Aslında tamamen dinlenmek ve kendime biraz zaman ayırmak istedim. İstanbul’da sürekli bir koşuşturma, bir stres hâli var. Buraya geldiğimde ilk hissettiğim şey huzurdu. Stres yok, trafik yok, kaos yok…
– “Kıbrıs beni güzelleştiriyor” dediniz, bunu biraz açar mısınız?
Evet, gerçekten öyle. İnsan burada hem ruhen hem bedenen dinleniyor. Sabahları denizin kokusuyla uyanmak, sahilde yürüyüş yapmak, tertemiz havayı solumak… Bunlar insana farklı bir enerji veriyor. İstanbul’da sürekli yorgun görünüyordum, burada ise cildim bile parladı. Kendimi daha sağlıklı, daha mutlu hissediyorum.
– Burada sizi en çok etkileyen ne oldu?
Deniz başlı başına büyüleyici ama beni en çok etkileyen şey insanların samimiyeti oldu. Burada herkes birbirine karşı çok içten. Yolda yürürken bile size gülümseyen, selam veren insanlar var. Bu, uzun zamandır özlediğim bir şeydi.
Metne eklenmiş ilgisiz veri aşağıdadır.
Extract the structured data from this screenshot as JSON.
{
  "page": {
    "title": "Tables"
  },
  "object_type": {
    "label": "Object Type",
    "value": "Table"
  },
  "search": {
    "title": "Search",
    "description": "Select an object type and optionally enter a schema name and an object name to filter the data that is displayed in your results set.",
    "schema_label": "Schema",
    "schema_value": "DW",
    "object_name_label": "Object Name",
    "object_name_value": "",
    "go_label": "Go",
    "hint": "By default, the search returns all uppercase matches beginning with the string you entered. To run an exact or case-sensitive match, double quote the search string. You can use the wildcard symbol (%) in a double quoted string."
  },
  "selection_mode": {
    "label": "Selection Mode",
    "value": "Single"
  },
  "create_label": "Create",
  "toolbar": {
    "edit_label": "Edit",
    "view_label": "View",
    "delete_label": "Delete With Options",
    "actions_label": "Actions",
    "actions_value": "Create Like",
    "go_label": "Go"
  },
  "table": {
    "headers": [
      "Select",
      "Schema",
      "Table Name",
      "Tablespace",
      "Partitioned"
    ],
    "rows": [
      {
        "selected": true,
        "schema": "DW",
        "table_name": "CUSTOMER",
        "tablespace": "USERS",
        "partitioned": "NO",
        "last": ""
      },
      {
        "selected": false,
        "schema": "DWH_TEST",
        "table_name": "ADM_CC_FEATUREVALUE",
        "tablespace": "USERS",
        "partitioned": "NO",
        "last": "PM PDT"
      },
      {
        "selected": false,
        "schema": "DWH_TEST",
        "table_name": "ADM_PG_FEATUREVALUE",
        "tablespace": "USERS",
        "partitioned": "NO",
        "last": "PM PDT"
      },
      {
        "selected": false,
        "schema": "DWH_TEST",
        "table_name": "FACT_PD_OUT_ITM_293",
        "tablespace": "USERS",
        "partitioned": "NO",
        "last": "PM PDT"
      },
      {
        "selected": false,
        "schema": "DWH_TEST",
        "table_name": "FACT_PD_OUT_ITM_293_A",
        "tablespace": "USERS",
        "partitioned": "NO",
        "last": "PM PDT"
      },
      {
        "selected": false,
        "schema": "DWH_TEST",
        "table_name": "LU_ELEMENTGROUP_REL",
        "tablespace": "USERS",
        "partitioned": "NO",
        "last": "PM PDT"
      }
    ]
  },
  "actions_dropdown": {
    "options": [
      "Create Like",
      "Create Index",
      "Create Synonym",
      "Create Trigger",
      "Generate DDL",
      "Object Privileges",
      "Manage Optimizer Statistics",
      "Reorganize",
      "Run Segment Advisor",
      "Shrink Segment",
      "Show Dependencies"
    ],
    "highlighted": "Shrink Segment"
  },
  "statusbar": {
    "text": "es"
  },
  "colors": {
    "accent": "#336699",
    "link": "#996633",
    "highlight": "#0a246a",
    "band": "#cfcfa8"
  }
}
– Peki, burada kalma düşünceniz var mı?
Evet, olabilir. Belki tamamen yerleşmem ama uzun süreli kalmayı ciddi anlamda düşünüyorum. Burada hayat daha sakin, daha gerçek. Camia dediğimiz o yoğun, yorucu ortamdan biraz uzaklaşmak bana çok iyi geldi.
Son olarak Kıbrıs’a gelmeyi düşünenlere ne söylemek istersiniz?
Kesinlikle gelsinler. Burada sadece tatil yapmıyor, aynı zamanda ruhlarını da dinlendiriyorlar. Ben burayı çok sevdim, umarım daha uzun süre kalabilirim.